Normally I would at this stage be urging you to get out there and support your local live music venue this week and throughout the following months but clearly that isn’t possible this year. But there are other ways you can show support through various crowd funders that are out there, paying for a ticket for a streamed gig (look at the Liverpool and Manchester gigs under The North Will Rise Again banner for example) and showing support for the efforts made by local venues to put something on for Independent Venue Week.

Future Yard, for example, have lined up a couple of cracking live streamed shows – on Friday 29th and Saturday 30 January 2021 – to bring a bit of light to these dark winter nights. Initially the Birkenhead based venue had planned a series of limited capacity, socially-distanced shows; due to the current UK lockdown, the shows have been re-purposed as a live streamed performances which will be broadcast for free on YouTube, still as part of a digital programme for Independent Venue Week 2021.

  • Friday 29th January (7.30pm) – live streamed performance from singer, songwriter and multi-instrumentalist Natalie McCool
  • Saturday 30th January (7.30pm) – Live streamed performance from singer, songwriter and multi-instrumentalist Pixey

Check the Future Yard website for details of their streamed gigs and all the other exciting stuff they are involved in.

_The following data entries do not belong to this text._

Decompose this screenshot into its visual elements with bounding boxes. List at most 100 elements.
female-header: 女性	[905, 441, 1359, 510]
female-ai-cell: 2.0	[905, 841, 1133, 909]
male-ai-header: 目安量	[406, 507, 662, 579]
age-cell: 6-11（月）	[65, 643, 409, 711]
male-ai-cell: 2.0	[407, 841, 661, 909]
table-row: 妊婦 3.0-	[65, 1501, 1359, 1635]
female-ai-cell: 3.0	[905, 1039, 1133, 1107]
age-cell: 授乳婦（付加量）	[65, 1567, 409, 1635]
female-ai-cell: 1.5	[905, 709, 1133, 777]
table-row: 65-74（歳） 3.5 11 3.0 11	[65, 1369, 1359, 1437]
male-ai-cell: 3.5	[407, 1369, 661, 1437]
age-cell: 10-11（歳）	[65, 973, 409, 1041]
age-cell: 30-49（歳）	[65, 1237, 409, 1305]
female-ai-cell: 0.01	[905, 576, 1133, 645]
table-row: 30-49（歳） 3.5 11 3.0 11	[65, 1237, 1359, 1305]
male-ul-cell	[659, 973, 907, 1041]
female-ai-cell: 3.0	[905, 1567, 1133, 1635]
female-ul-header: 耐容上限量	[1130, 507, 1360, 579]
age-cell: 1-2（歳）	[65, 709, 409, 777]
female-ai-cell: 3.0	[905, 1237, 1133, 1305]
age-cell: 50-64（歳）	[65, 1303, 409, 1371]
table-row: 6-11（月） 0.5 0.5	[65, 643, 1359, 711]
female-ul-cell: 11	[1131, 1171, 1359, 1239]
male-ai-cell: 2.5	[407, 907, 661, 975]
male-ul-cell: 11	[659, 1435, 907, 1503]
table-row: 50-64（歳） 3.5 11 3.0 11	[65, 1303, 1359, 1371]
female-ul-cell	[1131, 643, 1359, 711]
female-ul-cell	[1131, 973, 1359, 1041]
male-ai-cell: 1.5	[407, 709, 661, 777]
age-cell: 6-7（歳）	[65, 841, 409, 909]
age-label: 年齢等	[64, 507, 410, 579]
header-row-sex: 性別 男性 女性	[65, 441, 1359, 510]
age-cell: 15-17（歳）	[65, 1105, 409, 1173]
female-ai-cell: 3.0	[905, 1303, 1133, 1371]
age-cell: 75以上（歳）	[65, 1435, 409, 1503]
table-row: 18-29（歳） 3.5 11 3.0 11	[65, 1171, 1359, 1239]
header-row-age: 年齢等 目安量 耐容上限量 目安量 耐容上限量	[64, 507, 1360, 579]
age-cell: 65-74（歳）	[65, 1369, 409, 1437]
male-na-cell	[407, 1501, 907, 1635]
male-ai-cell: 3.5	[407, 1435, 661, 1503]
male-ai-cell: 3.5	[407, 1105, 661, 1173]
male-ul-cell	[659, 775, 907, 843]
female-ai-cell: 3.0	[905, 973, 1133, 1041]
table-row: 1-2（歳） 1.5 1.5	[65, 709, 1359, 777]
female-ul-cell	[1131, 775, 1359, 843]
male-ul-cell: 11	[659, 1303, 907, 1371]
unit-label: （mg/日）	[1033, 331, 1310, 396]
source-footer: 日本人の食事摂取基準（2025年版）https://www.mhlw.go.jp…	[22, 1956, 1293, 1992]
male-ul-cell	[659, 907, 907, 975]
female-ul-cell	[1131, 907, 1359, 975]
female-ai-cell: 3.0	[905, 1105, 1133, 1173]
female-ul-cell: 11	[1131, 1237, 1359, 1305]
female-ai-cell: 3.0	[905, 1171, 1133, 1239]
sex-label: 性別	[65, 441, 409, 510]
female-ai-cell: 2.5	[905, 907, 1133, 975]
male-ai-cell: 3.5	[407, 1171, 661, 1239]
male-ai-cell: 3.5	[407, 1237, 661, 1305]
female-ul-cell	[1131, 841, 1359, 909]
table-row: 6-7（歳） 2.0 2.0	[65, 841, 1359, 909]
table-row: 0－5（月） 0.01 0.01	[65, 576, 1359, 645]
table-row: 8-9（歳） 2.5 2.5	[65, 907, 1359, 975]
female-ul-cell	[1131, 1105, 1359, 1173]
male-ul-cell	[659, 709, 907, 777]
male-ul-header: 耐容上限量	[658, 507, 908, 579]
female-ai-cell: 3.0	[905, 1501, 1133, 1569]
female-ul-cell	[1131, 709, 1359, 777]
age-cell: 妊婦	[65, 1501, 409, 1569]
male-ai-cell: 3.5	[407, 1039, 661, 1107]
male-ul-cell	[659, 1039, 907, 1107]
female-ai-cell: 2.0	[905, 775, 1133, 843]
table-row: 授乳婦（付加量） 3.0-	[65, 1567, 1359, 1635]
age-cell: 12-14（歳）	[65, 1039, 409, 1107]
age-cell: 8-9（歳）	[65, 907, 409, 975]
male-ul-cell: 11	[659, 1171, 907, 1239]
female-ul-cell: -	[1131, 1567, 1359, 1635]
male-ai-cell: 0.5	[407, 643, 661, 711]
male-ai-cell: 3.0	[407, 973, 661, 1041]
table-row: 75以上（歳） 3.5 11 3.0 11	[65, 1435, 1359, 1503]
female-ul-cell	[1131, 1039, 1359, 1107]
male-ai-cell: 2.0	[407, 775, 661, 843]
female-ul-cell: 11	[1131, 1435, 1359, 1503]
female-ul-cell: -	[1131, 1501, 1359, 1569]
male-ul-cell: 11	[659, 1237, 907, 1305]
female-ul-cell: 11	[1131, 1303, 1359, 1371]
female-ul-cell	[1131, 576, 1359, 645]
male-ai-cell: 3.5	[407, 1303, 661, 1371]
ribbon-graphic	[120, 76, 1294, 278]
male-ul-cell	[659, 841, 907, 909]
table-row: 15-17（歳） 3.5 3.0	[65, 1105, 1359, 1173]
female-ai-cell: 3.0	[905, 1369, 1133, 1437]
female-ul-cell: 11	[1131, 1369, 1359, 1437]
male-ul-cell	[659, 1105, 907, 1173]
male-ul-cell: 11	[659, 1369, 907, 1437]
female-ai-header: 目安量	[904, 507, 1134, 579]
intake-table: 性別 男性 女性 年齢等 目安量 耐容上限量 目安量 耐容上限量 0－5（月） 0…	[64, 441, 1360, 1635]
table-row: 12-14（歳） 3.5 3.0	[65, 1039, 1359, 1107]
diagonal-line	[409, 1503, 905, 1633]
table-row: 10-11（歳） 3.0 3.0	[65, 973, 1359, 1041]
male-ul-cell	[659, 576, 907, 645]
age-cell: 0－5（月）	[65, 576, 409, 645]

Prior to the pandemic I’d argue that locally we had a pretty healthy live music ecology with a great community of venue owners/operators providing a diverse programme of live music and club nights in what were generally safe and welcoming environments. Of course there are always pressures for venues and running a small venue is never going to make anyone rich and it certainly isn’t ever easy. The pandemic has just added another layer of hardship on top of the everyday struggles.